“Orran” classifies the Armenian presidential candidates into several categories. Robert Kocharian, the paper says, is one of those politicians for whom participation in the elections is a “vital issue” and who “will go right to the end” in their bid to win the presidency. “Otherwise, an eventful and exciting future fraught with unpredictable consequences will await him.” Kocharian’s defeat is vital for Aram Sarkisian, the former prime minister. Raffi Hovannisian and Stepan Demirchian form the second category. They sincerely believe that the elections can be free and fair and hope to win them.
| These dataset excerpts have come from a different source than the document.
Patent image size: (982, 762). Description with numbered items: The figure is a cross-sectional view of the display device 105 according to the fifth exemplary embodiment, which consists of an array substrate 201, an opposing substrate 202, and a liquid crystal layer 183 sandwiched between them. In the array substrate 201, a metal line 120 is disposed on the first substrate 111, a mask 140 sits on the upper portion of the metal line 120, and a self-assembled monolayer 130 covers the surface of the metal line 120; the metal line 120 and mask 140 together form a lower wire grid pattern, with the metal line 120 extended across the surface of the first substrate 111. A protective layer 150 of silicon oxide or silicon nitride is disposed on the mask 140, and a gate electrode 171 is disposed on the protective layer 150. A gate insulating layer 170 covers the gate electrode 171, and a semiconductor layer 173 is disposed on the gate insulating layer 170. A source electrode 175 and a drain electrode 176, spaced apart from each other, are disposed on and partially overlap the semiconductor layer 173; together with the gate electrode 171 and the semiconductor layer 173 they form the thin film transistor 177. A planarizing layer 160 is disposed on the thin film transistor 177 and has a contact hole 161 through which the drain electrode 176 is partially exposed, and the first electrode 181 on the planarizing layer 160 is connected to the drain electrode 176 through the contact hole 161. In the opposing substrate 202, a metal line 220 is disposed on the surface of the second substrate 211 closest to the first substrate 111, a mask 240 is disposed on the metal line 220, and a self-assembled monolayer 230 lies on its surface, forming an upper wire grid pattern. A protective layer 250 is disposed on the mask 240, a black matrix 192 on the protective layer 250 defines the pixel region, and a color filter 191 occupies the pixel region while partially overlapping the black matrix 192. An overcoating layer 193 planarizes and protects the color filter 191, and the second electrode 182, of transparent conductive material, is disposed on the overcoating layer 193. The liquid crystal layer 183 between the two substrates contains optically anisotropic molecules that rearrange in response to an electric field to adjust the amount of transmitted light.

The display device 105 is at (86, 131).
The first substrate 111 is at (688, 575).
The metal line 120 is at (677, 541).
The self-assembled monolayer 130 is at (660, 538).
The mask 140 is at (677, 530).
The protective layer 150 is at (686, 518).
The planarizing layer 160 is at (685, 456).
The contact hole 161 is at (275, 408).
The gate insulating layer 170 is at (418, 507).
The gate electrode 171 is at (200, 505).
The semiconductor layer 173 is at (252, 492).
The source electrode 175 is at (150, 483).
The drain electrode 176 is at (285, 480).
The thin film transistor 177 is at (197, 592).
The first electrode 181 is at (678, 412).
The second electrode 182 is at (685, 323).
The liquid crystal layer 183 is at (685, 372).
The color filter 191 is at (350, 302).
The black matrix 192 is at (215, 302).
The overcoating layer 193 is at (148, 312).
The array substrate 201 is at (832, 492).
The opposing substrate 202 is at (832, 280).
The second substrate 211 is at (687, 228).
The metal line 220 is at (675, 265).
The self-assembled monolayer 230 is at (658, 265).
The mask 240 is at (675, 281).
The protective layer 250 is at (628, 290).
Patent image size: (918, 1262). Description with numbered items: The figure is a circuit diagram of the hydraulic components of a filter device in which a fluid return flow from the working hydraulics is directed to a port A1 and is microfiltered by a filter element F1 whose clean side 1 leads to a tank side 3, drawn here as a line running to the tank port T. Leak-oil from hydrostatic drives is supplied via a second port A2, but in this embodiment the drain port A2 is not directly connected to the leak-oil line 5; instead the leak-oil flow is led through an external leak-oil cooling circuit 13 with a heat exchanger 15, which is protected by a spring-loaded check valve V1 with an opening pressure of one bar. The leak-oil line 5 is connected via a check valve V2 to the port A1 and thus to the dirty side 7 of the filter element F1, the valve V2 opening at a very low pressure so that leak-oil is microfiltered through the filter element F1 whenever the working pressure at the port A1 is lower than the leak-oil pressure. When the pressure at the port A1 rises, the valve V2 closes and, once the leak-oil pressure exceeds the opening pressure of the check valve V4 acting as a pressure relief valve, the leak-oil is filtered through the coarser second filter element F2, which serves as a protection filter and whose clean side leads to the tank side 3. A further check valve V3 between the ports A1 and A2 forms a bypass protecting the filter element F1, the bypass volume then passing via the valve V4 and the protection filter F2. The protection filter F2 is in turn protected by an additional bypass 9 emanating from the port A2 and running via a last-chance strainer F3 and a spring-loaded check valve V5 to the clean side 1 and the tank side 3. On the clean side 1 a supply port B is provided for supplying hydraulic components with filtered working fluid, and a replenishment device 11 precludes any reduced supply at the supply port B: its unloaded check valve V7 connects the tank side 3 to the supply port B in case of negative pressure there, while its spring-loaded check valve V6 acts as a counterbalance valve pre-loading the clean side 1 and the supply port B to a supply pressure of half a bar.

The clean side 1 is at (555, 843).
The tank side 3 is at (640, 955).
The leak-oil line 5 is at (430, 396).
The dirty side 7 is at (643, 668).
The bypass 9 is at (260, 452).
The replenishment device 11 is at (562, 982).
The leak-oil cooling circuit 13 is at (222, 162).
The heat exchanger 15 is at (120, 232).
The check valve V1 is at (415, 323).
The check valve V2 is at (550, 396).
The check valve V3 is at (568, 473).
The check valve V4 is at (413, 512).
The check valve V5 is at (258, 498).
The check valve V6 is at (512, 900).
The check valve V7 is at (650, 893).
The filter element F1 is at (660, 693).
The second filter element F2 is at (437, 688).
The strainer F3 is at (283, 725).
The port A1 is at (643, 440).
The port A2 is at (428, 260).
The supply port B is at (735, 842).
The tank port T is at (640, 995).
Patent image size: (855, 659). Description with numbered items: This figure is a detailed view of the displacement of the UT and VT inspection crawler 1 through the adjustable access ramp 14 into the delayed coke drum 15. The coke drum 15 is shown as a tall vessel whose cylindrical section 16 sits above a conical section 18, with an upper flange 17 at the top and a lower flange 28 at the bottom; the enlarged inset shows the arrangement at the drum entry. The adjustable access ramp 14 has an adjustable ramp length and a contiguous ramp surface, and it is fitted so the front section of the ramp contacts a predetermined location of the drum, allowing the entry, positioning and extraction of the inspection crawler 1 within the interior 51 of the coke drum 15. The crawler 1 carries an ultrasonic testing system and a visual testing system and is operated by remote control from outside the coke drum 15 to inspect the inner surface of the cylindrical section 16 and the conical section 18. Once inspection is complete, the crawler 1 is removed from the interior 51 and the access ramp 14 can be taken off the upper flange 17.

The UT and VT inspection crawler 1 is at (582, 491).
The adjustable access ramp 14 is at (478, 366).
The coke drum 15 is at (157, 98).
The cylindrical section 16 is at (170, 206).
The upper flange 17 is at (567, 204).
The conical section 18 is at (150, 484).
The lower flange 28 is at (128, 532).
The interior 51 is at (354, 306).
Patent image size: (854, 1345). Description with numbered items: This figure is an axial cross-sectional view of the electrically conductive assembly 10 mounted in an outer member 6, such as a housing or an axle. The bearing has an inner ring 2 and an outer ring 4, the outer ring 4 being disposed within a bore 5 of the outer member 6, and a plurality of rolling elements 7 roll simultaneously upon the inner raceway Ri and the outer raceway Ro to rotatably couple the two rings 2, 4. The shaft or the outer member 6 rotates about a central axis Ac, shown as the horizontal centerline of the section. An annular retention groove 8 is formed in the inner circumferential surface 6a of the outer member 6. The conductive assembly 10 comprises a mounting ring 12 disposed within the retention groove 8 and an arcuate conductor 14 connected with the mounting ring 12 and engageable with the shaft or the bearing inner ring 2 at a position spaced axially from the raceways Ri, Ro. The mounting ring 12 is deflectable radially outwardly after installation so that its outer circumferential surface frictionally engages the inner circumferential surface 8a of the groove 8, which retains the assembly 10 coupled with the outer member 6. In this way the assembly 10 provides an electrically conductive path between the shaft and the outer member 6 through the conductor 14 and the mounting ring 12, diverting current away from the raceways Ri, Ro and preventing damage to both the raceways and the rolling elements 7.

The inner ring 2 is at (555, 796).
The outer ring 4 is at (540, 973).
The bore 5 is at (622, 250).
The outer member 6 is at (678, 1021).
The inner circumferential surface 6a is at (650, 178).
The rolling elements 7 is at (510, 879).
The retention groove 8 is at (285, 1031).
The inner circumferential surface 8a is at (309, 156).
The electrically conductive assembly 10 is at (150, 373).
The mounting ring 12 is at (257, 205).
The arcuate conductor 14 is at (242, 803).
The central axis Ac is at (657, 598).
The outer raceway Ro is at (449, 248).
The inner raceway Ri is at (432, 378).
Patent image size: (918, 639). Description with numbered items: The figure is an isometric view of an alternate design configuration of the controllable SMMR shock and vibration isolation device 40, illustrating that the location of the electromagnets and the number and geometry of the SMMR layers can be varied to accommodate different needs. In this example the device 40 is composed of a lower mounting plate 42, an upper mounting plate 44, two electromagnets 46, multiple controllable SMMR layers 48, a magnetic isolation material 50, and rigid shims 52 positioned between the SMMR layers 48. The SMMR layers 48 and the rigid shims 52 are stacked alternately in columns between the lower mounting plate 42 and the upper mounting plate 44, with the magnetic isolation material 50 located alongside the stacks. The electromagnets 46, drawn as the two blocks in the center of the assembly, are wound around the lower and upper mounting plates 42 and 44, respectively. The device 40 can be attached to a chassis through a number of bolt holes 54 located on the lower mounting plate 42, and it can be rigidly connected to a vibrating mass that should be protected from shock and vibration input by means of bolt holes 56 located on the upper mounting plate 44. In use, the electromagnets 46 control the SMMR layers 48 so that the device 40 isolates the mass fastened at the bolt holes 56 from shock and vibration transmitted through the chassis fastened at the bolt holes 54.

The third, final category, includes those politicians for whom the electoral process is an opportunity for “petty intrigues.”
“Aravot” says the elections pose a serious dilemma for independent journalists. On the one hand, they have no reason to like the current authorities. “On the other hand, it is impossible not to see that those authorities do not have serious rivals in the current opposition…The situation is such that we are deprived of a choice. The only thing the public has failed to understand is that the people, not the authorities, are to blame for the existing hopeless political situation and the absence of an alternative in particular.”
“We -- the people, the voters, the citizens -- are the only force that can restrain [the rulers’] narcisstic ambitions,” “Aravot” continues. “We are their employers. That means it is meaningless to expect some apostles who will be more honest and clever. We are the ones who must force them to be like that.”
“Haykakan Zhamanak” says the authorities hope that Artashes Geghamian will be Kocharian’s main election challenger. If Geghamian is outperformed by another opposition leader, Kocharian will fail to win in the first round and will suffer a “crushing defeat” in the second round. Geghamian’s decision to form a separate alliance with the Communists put Demirchian and Aram Sarkisian in a difficult position. The paper wonders how they will deal with that challenge.
“Haykakan Zhamanak” also claims that the authorities have made a “political decision” not to register Raffi Hovannisian as a presidential candidate. It says the Interior Ministry will not certify that Hovannisian has been an Armenian citizen for the last ten years. But Kocharian, who many oppositionists believe also does not meet that requirement, will get such a document.
“Aravot” says that by agreeing to manage Kocharian’s election campaign Defense Minister Serzh Sarkisian is “instructing the military personnel to strive to vote for his boss.” The paper dismisses Sarkisian’s arguments that Armenian law does not prevent him from performing that role. He is, after all, the country’s top military commander and should have followed his predecessor Vazgen Sarkisian’s example. The latter was not “de jure” involved in the Kocharian’s 1998 campaign.